Tarka Khatri, the Headmaster of Bal Shiksha Higher Secondary School in Kohalpur Municipality Ward No. 13 Bharaiya, said that the risk of encountering wild animals rises when students travel to and from schools of the buffer zone areas of the park during the evening and morning hours.

According to Karki, the park authorities and related agencies believe that it is everyone's responsibility to ensure the safety of the children studying there by fencing open schools that are currently unfenced. 

A total of 18 schools, ranging from primary to secondary levels, are in operation in the buffer zone areas of Banke National Park (BaNP).

With the rise in the population of wild animals in BaNP, it is natural to encounter the animals while passing through the buffer zone areas.

 Gahendra Khadka, chairman of Banke National Park Buffer Zone Area Management Committee, said that the general public should also be educated about the behaviour of wild animals and ways to protect themselves from potential attacks from wildlife.

He said that concerned agencies have been organising various programmes in recent times to ensure the safety of school students and locals in the buffer zone areas of the park from risky situations. 

Umesh Paudel, Conservation Assistant of the National Trust for Nature Conservation, Banke, suggested that students could mitigate potential risks by walking in groups rather than walking alone.

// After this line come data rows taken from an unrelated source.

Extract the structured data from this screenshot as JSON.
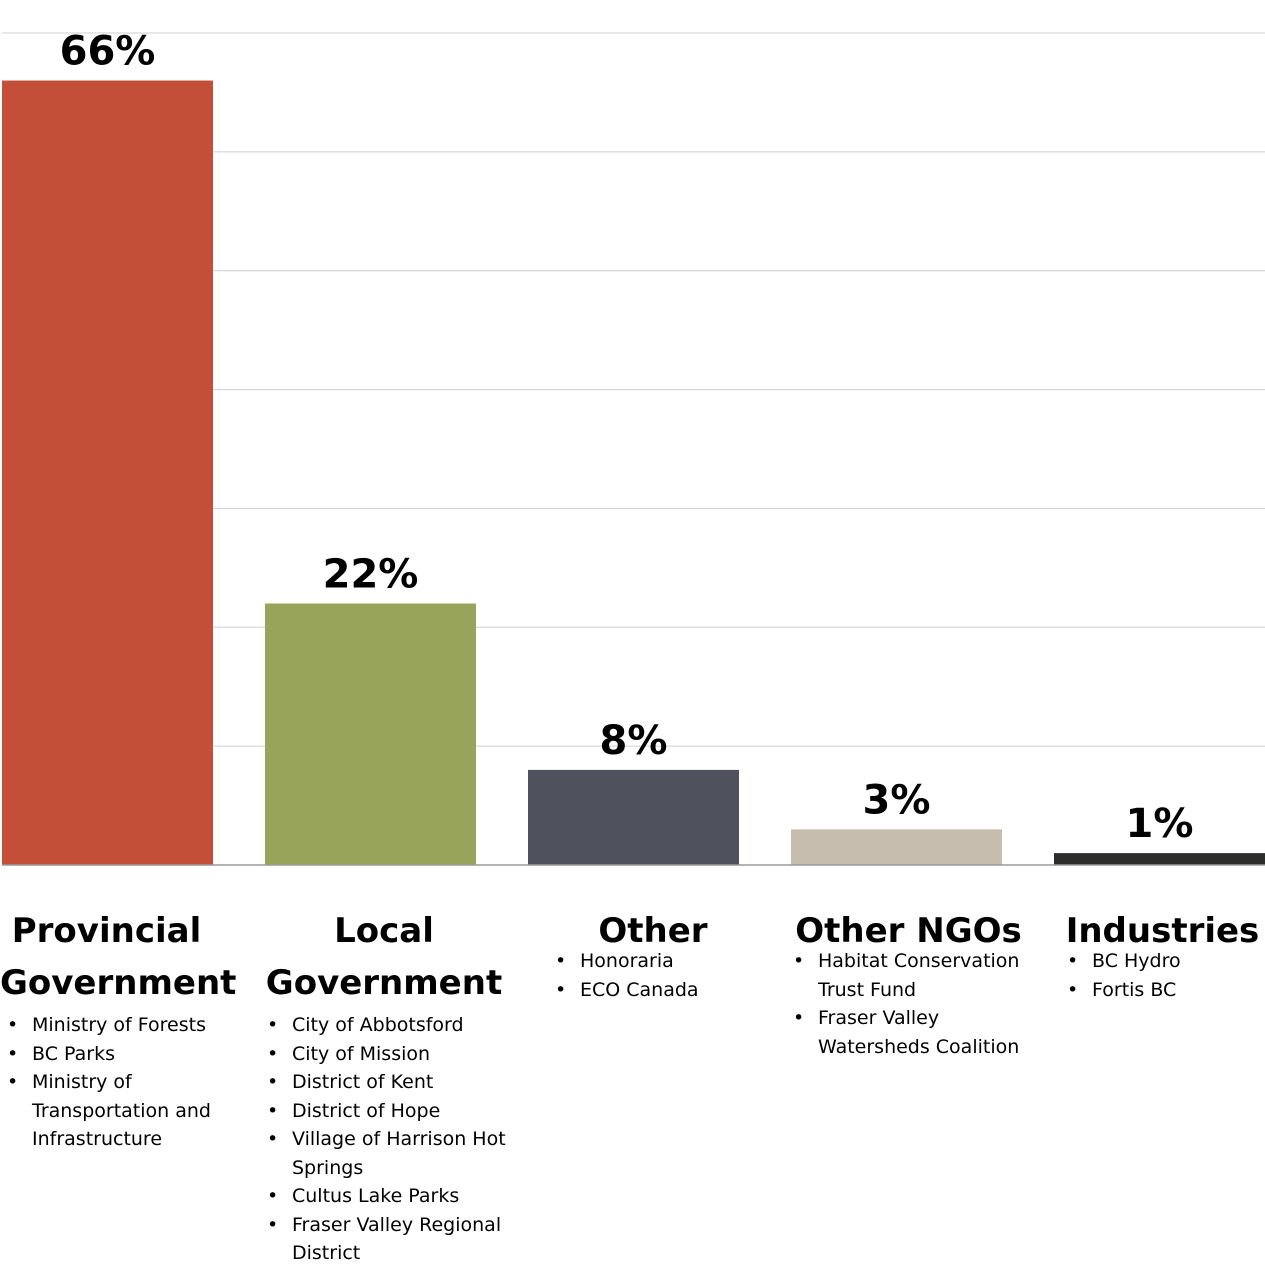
{
  "chart_data": {
    "type": "bar",
    "categories": [
      "Provincial Government",
      "Local Government",
      "Other",
      "Other NGOs",
      "Industries"
    ],
    "values": [
      66,
      22,
      8,
      3,
      1
    ],
    "data_labels": [
      "66%",
      "22%",
      "8%",
      "3%",
      "1%"
    ],
    "colors": [
      "#c44f38",
      "#98a45a",
      "#4f515c",
      "#c6bdae",
      "#2d2e2a"
    ],
    "ylim": [
      0,
      70
    ],
    "grid": true,
    "gridline_step": 10
  },
  "categories": [
    {
      "title": "Provincial Government",
      "items": [
        "Ministry of Forests",
        "BC Parks",
        "Ministry of Transportation and Infrastructure"
      ]
    },
    {
      "title": "Local Government",
      "items": [
        "City of Abbotsford",
        "City of Mission",
        "District of Kent",
        "District of Hope",
        "Village of Harrison Hot Springs",
        "Cultus Lake Parks",
        "Fraser Valley Regional District"
      ]
    },
    {
      "title": "Other",
      "items": [
        "Honoraria",
        "ECO Canada"
      ]
    },
    {
      "title": "Other NGOs",
      "items": [
        "Habitat Conservation Trust Fund",
        "Fraser Valley Watersheds Coalition"
      ]
    },
    {
      "title": "Industries",
      "items": [
        "BC Hydro",
        "Fortis BC"
      ]
    }
  ]
}
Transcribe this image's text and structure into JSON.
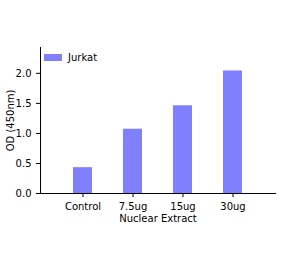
{
  "chart_data": {
    "type": "bar",
    "categories": [
      "Control",
      "7.5ug",
      "15ug",
      "30ug"
    ],
    "series": [
      {
        "name": "Jurkat",
        "color": "#8080ff",
        "values": [
          0.43,
          1.07,
          1.46,
          2.04
        ]
      }
    ],
    "xlabel": "Nuclear Extract",
    "ylabel": "OD (450nm)",
    "ylim": [
      0,
      2.43
    ],
    "yticks": [
      {
        "value": 0,
        "label": "0.0"
      },
      {
        "value": 0.5,
        "label": "0.5"
      },
      {
        "value": 1,
        "label": "1.0"
      },
      {
        "value": 1.5,
        "label": "1.5"
      },
      {
        "value": 2,
        "label": "2.0"
      }
    ],
    "legend": "upper left"
  }
}
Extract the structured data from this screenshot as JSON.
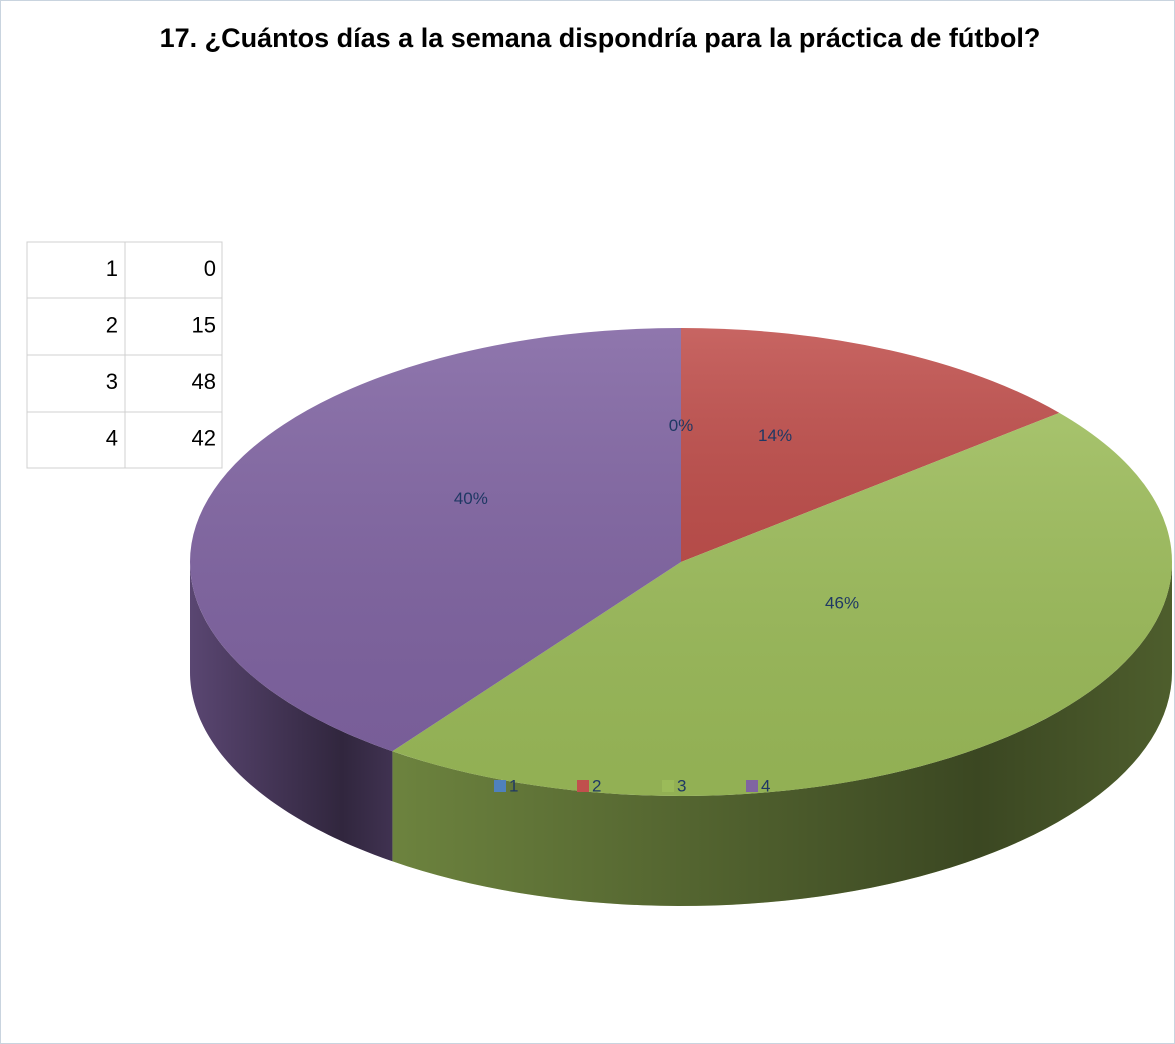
{
  "chart_data": {
    "type": "pie",
    "title": "17. ¿Cuántos días a la semana dispondría para la práctica de fútbol?",
    "categories": [
      "1",
      "2",
      "3",
      "4"
    ],
    "values": [
      0,
      14,
      46,
      40
    ],
    "value_labels": [
      "0%",
      "14%",
      "46%",
      "40%"
    ],
    "colors": [
      "#4f81bd",
      "#c0504d",
      "#9bbb59",
      "#8064a2"
    ],
    "legend": "bottom"
  },
  "table": {
    "rows": [
      [
        1,
        0
      ],
      [
        2,
        15
      ],
      [
        3,
        48
      ],
      [
        4,
        42
      ]
    ]
  }
}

He suggested that both parents and teachers should consistently educate children about forest conservation and the associated risks, advising them against venturing into the forest randomly and encouraging them to travel in groups if they must enter the forest.

Ensuring the safety of school students in the buffer zone area of BaNP necessitates action from both the local government and the park authorities. It is crucial to fence unfenced schools and implement special programmes for the safety of students and others.

Similarly, to prevent potential attacks from wild animals students and other community members are advised to travel in groups. However, locals are calling for stakeholders to take immediate action for a long-term solution to the looming risk of animal attacks while working or passing through the buffer zones.